- Born: January 15, 1920
- Died: July 10, 1999 (aged 79)
- Citizenship: American
- Education: University of California, Los Angeles Washington University in St. Louis
- Known for: Root locus
- Awards: Rufus Oldenburger Medal (1987) Richard E. Bellman Control Heritage Award (1988)
- Scientific career
- Fields: Control theory

= Walter R. Evans =

American control theorist (1920–1999)

Walter Richard Evans (15 January 1920 – 10 July 1999) was a noted American control theorist and the inventor of the root locus method and the Spirule device in 1948. He was the recipient of the 1987 American Society of Mechanical Engineers Rufus Oldenburger Medal and the 1988 AACC's Richard E. Bellman Control Heritage Award.

==Biography==
He was born on 15 January 1920, and received his B.E. in Electrical Engineering from Washington University in St. Louis in 1941 and his M.E. in Electrical Engineering from the University of California, Los Angeles in 1951.

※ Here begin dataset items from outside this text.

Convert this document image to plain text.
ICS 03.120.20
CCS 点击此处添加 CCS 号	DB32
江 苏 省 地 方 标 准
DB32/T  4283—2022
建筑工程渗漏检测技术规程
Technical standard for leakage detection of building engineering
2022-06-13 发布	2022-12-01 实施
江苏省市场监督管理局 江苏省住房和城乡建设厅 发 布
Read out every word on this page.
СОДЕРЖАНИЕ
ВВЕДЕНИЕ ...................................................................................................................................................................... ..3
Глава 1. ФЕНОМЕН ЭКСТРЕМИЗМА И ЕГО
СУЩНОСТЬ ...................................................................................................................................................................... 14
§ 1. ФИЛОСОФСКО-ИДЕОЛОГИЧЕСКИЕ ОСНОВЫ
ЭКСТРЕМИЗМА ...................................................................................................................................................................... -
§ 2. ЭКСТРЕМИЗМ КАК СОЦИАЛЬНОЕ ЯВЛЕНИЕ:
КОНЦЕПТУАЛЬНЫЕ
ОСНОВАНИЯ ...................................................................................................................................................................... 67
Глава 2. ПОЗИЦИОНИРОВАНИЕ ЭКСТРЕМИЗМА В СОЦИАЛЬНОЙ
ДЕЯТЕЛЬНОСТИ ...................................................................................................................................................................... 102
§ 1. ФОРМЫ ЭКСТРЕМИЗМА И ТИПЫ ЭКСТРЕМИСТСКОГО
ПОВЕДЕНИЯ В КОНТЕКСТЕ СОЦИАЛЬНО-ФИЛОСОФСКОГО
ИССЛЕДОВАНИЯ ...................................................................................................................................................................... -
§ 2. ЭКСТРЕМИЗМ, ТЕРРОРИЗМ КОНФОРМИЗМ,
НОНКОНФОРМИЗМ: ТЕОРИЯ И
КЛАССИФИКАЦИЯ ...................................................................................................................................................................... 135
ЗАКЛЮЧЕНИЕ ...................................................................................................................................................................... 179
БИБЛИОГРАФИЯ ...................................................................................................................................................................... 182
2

Evans worked as an engineer at several companies, including General Electric, Rockwell International, and Ford Aeronautic Company.

He published a book named "Control System Dynamics" with McGraw-Hill in 1954.

He had four children. One of his children, Gregory Walter Evans, wrote an article about his father in the December 2004 issue of the IEEE Control Magazine.

Evans was taught to play chess by his grandmother, Eveline Allen Burgess, the American Women's Chess Champion from 1907 to 1920.